Após a condenação pelo júri, o juiz Euclides dos Santos Ribeiro Arruda fixou a pena em nove anos, quatro meses e 15 dias de reclusão, a ser cumprida em regime inicial fechado. Antes de ser dada a sentença, no entanto, Jhonnatan fugiu do fórum e tem o paradeiro desconhecido desde então. Há agora um mandado de prisão aberto contra ele.
A Ponte questionou o Tribunal de Justiça do Maranhão (TJ-MA) sobre em qual circunstância Jhonnatan deixou a sala em que ocorria o julgamento e se ele era acompanhado por algum agente público. Em resposta, a corte comunicou que, naquela altura, ainda sem haver condenação, não poderia restringir a liberdade do réu. “A ordem de prisão só pode ocorrer após a decisão dos jurados, por meio de mandado de prisão, cuja execução cabe então às autoridades policiais.”
Conforme mostrou a Ponte, Jhonnatan deveria ter sido julgado em abril de 2025. Ele conseguiu, no entanto, adiar o julgamento para junho após pedir maior tempo hábil para elaborar sua defesa.

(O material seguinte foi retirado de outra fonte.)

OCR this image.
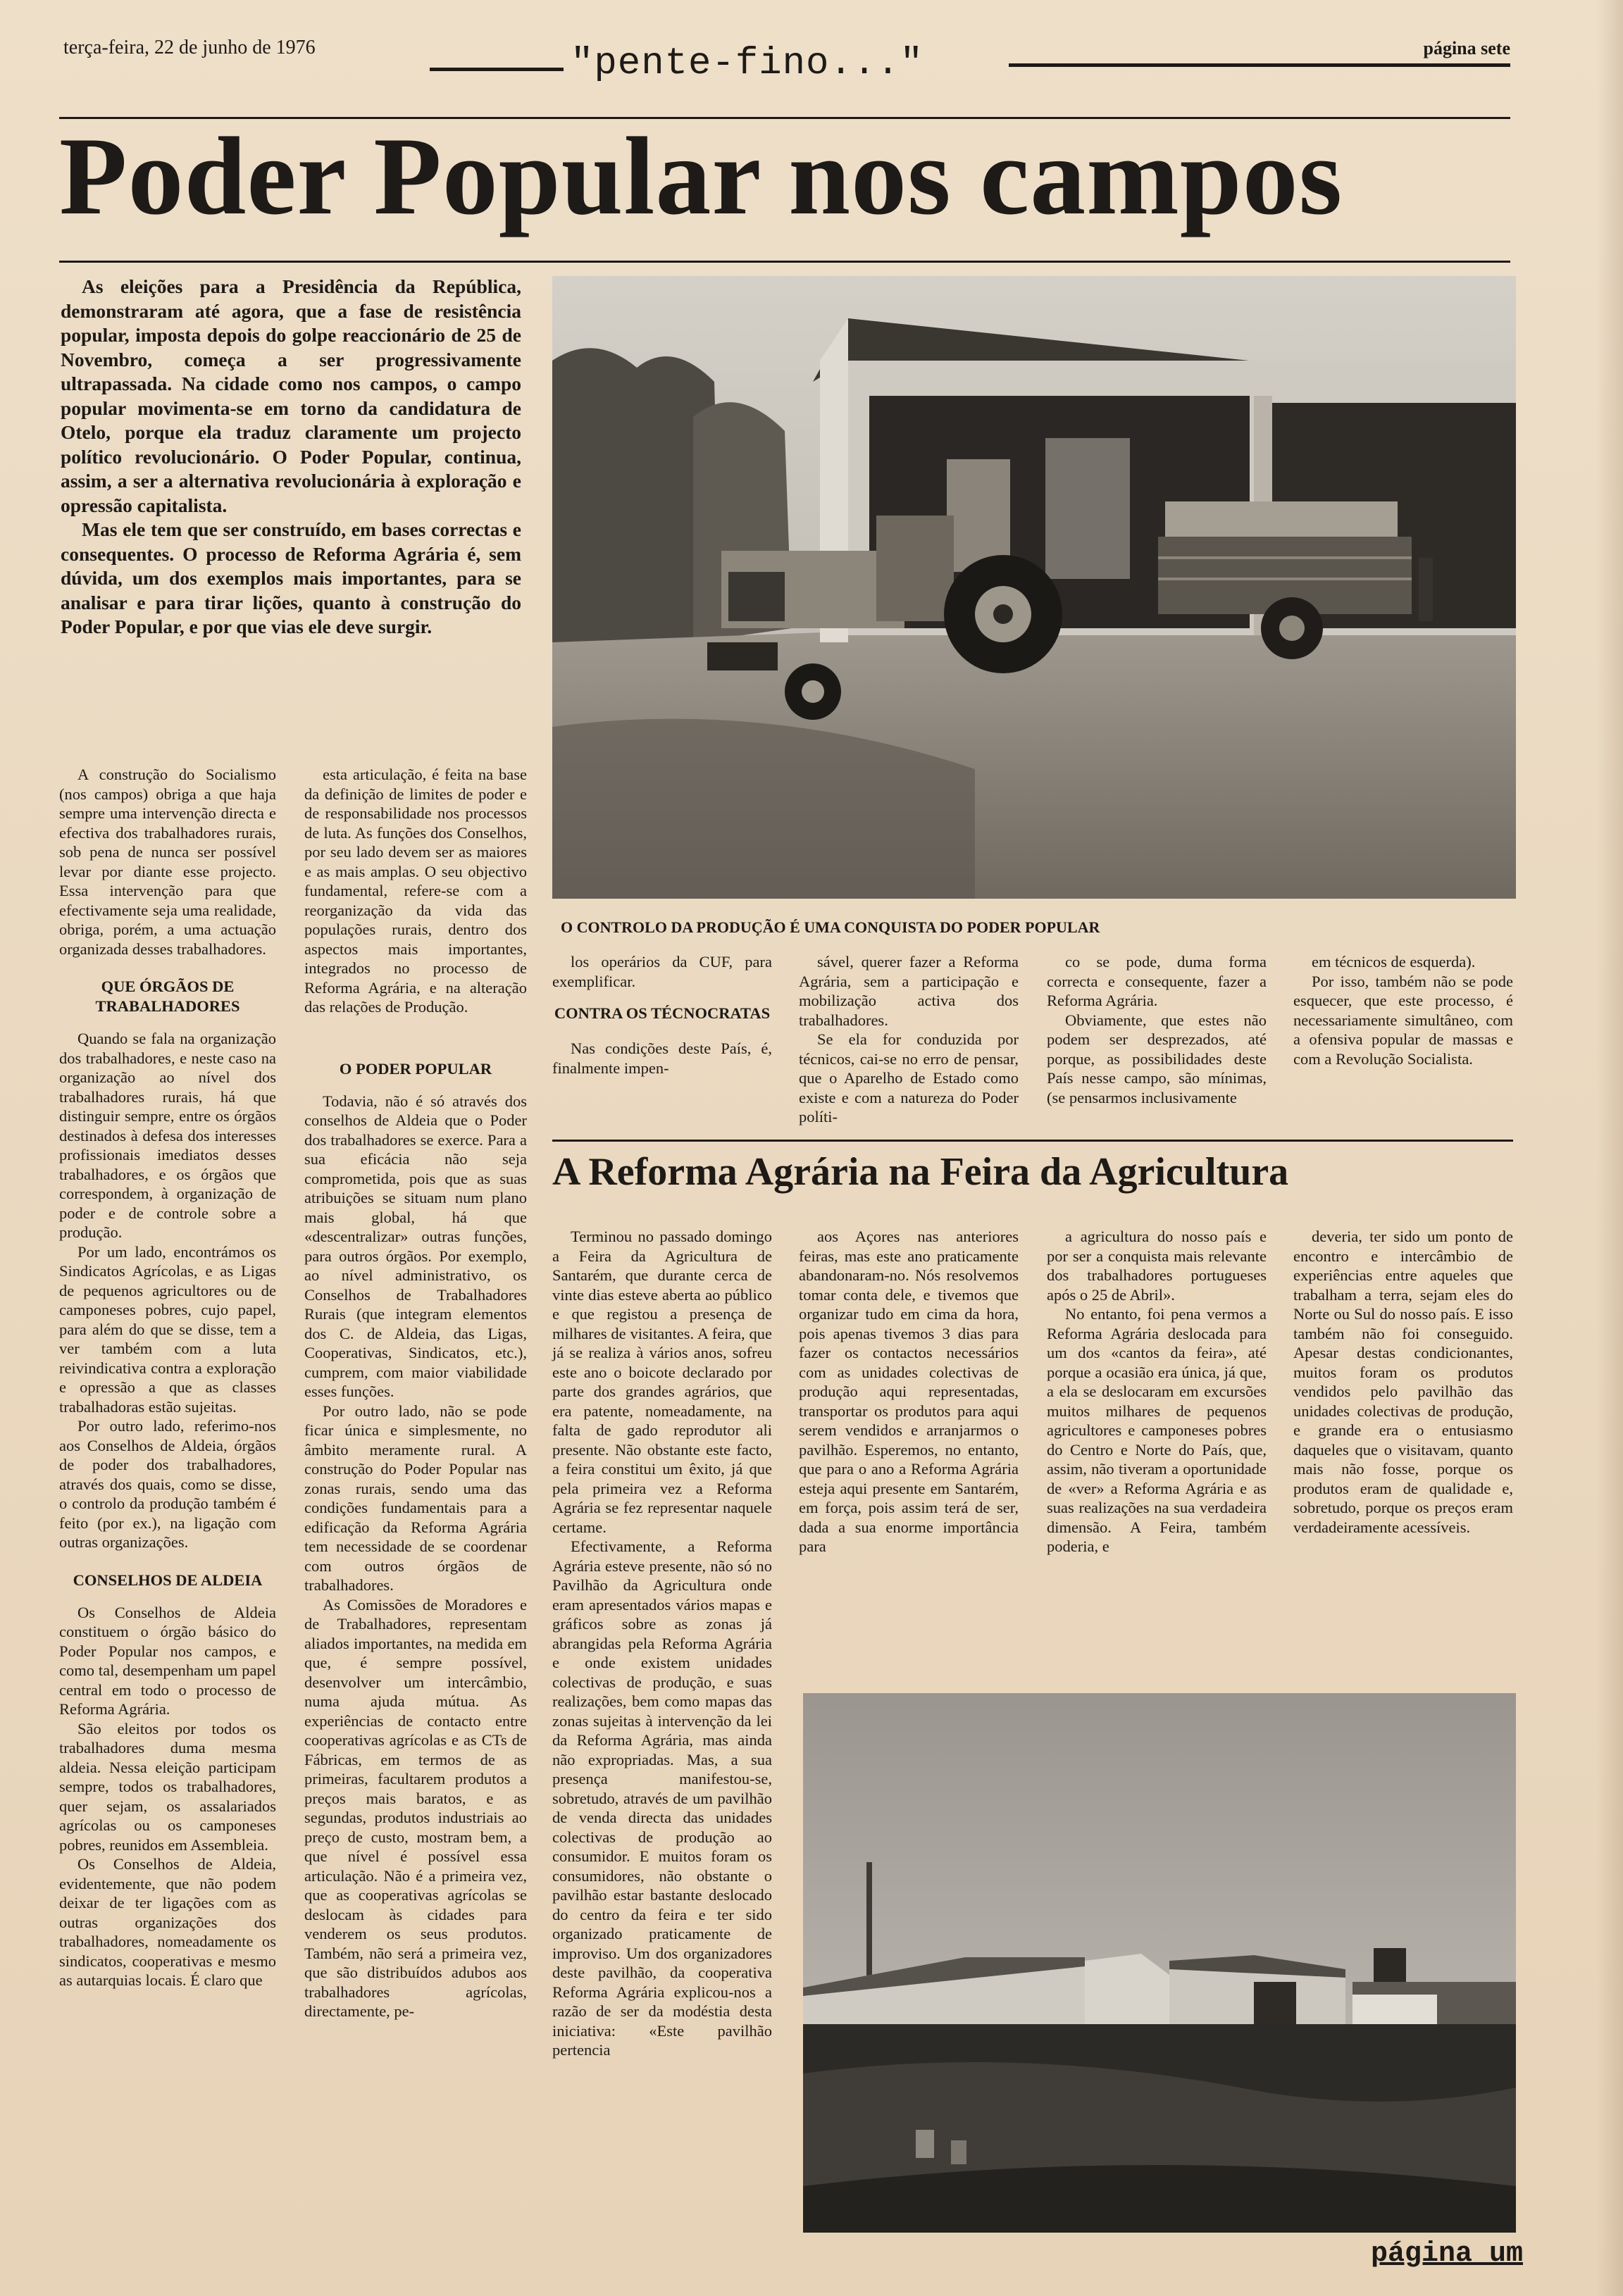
terça-feira, 22 de junho de 1976	"pente-fino..."	página sete
Poder Popular nos campos

As eleições para a Presidência da República, demonstraram até agora, que a fase de resistência popular, imposta depois do golpe reaccionário de 25 de Novembro, começa a ser progressivamente ultrapassada. Na cidade como nos campos, o campo popular movimenta-se em torno da candidatura de Otelo, porque ela traduz claramente um projecto político revolucionário. O Poder Popular, continua, assim, a ser a alternativa revolucionária à exploração e opressão capitalista.

Mas ele tem que ser construído, em bases correctas e consequentes. O processo de Reforma Agrária é, sem dúvida, um dos exemplos mais importantes, para se analisar e para tirar lições, quanto à construção do Poder Popular, e por que vias ele deve surgir.

O CONTROLO DA PRODUÇÃO É UMA CONQUISTA DO PODER POPULAR

A construção do Socialismo (nos campos) obriga a que haja sempre uma intervenção directa e efectiva dos trabalhadores rurais, sob pena de nunca ser possível levar por diante esse projecto. Essa intervenção para que efectivamente seja uma realidade, obriga, porém, a uma actuação organizada desses trabalhadores.

QUE ÓRGÃOS DE TRABALHADORES

Quando se fala na organização dos trabalhadores, e neste caso na organização ao nível dos trabalhadores rurais, há que distinguir sempre, entre os órgãos destinados à defesa dos interesses profissionais imediatos desses trabalhadores, e os órgãos que correspondem, à organização de poder e de controle sobre a produção.

Por um lado, encontrámos os Sindicatos Agrícolas, e as Ligas de pequenos agricultores ou de camponeses pobres, cujo papel, para além do que se disse, tem a ver também com a luta reivindicativa contra a exploração e opressão a que as classes trabalhadoras estão sujeitas.

Por outro lado, referimo-nos aos Conselhos de Aldeia, órgãos de poder dos trabalhadores, através dos quais, como se disse, o controlo da produção também é feito (por ex.), na ligação com outras organizações.

CONSELHOS DE ALDEIA

Os Conselhos de Aldeia constituem o órgão básico do Poder Popular nos campos, e como tal, desempenham um papel central em todo o processo de Reforma Agrária.

São eleitos por todos os trabalhadores duma mesma aldeia. Nessa eleição participam sempre, todos os trabalhadores, quer sejam, os assalariados agrícolas ou os camponeses pobres, reunidos em Assembleia.

Os Conselhos de Aldeia, evidentemente, que não podem deixar de ter ligações com as outras organizações dos trabalhadores, nomeadamente os sindicatos, cooperativas e mesmo as autarquias locais. É claro que

esta articulação, é feita na base da definição de limites de poder e de responsabilidade nos processos de luta. As funções dos Conselhos, por seu lado devem ser as maiores e as mais amplas. O seu objectivo fundamental, refere-se com a reorganização da vida das populações rurais, dentro dos aspectos mais importantes, integrados no processo de Reforma Agrária, e na alteração das relações de Produção.

O PODER POPULAR

Todavia, não é só através dos conselhos de Aldeia que o Poder dos trabalhadores se exerce. Para a sua eficácia não seja comprometida, pois que as suas atribuições se situam num plano mais global, há que «descentralizar» outras funções, para outros órgãos. Por exemplo, ao nível administrativo, os Conselhos de Trabalhadores Rurais (que integram elementos dos C. de Aldeia, das Ligas, Cooperativas, Sindicatos, etc.), cumprem, com maior viabilidade esses funções.

Por outro lado, não se pode ficar única e simplesmente, no âmbito meramente rural. A construção do Poder Popular nas zonas rurais, sendo uma das condições fundamentais para a edificação da Reforma Agrária tem necessidade de se coordenar com outros órgãos de trabalhadores.

As Comissões de Moradores e de Trabalhadores, representam aliados importantes, na medida em que, é sempre possível, desenvolver um intercâmbio, numa ajuda mútua. As experiências de contacto entre cooperativas agrícolas e as CTs de Fábricas, em termos de as primeiras, facultarem produtos a preços mais baratos, e as segundas, produtos industriais ao preço de custo, mostram bem, a que nível é possível essa articulação. Não é a primeira vez, que as cooperativas agrícolas se deslocam às cidades para venderem os seus produtos. Também, não será a primeira vez, que são distribuídos adubos aos trabalhadores agrícolas, directamente, pe-

los operários da CUF, para exemplificar.

CONTRA OS TÉCNOCRATAS

Nas condições deste País, é, finalmente impen-

sável, querer fazer a Reforma Agrária, sem a participação e mobilização activa dos trabalhadores.

Se ela for conduzida por técnicos, cai-se no erro de pensar, que o Aparelho de Estado como existe e com a natureza do Poder políti-

co se pode, duma forma correcta e consequente, fazer a Reforma Agrária.

Obviamente, que estes não podem ser desprezados, até porque, as possibilidades deste País nesse campo, são mínimas, (se pensarmos inclusivamente

em técnicos de esquerda).

Por isso, também não se pode esquecer, que este processo, é necessariamente simultâneo, com a ofensiva popular de massas e com a Revolução Socialista.

A Reforma Agrária na Feira da Agricultura

Terminou no passado domingo a Feira da Agricultura de Santarém, que durante cerca de vinte dias esteve aberta ao público e que registou a presença de milhares de visitantes. A feira, que já se realiza à vários anos, sofreu este ano o boicote declarado por parte dos grandes agrários, que era patente, nomeadamente, na falta de gado reprodutor ali presente. Não obstante este facto, a feira constitui um êxito, já que pela primeira vez a Reforma Agrária se fez representar naquele certame.

Efectivamente, a Reforma Agrária esteve presente, não só no Pavilhão da Agricultura onde eram apresentados vários mapas e gráficos sobre as zonas já abrangidas pela Reforma Agrária e onde existem unidades colectivas de produção, e suas realizações, bem como mapas das zonas sujeitas à intervenção da lei da Reforma Agrária, mas ainda não expropriadas. Mas, a sua presença manifestou-se, sobretudo, através de um pavilhão de venda directa das unidades colectivas de produção ao consumidor. E muitos foram os consumidores, não obstante o pavilhão estar bastante deslocado do centro da feira e ter sido organizado praticamente de improviso. Um dos organizadores deste pavilhão, da cooperativa Reforma Agrária explicou-nos a razão de ser da modéstia desta iniciativa: «Este pavilhão pertencia

aos Açores nas anteriores feiras, mas este ano praticamente abandonaram-no. Nós resolvemos tomar conta dele, e tivemos que organizar tudo em cima da hora, pois apenas tivemos 3 dias para fazer os contactos necessários com as unidades colectivas de produção aqui representadas, transportar os produtos para aqui serem vendidos e arranjarmos o pavilhão. Esperemos, no entanto, que para o ano a Reforma Agrária esteja aqui presente em Santarém, em força, pois assim terá de ser, dada a sua enorme importância para

a agricultura do nosso país e por ser a conquista mais relevante dos trabalhadores portugueses após o 25 de Abril».

No entanto, foi pena vermos a Reforma Agrária deslocada para um dos «cantos da feira», até porque a ocasião era única, já que, a ela se deslocaram em excursões muitos milhares de pequenos agricultores e camponeses pobres do Centro e Norte do País, que, assim, não tiveram a oportunidade de «ver» a Reforma Agrária e as suas realizações na sua verdadeira dimensão. A Feira, também poderia, e

deveria, ter sido um ponto de encontro e intercâmbio de experiências entre aqueles que trabalham a terra, sejam eles do Norte ou Sul do nosso país. E isso também não foi conseguido. Apesar destas condicionantes, muitos foram os produtos vendidos pelo pavilhão das unidades colectivas de produção, e grande era o entusiasmo daqueles que o visitavam, quanto mais não fosse, porque os produtos eram de qualidade e, sobretudo, porque os preços eram verdadeiramente acessíveis.

página um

Já às vésperas da nova data, houve uma nova suspensão, desta vez em função da ausência de defesa técnica do réu e da tramitação de um pedido de desaforamento — ou seja, de transferência do julgamento para um outro município.

Relembre o caso
Na manhã em que quase foi morto por Jhonnatan, Gabriel se preparava para uma curta viagem, na qual participaria de uma confraternização do banco onde trabalhava como recepcionista. Por volta das 6h20 daquele dia, ele desceu à rua com ferramentas em mãos para fazer uma última checagem da refrigeração do carro, um Chevrolet Agile que havia adquirido dois meses antes.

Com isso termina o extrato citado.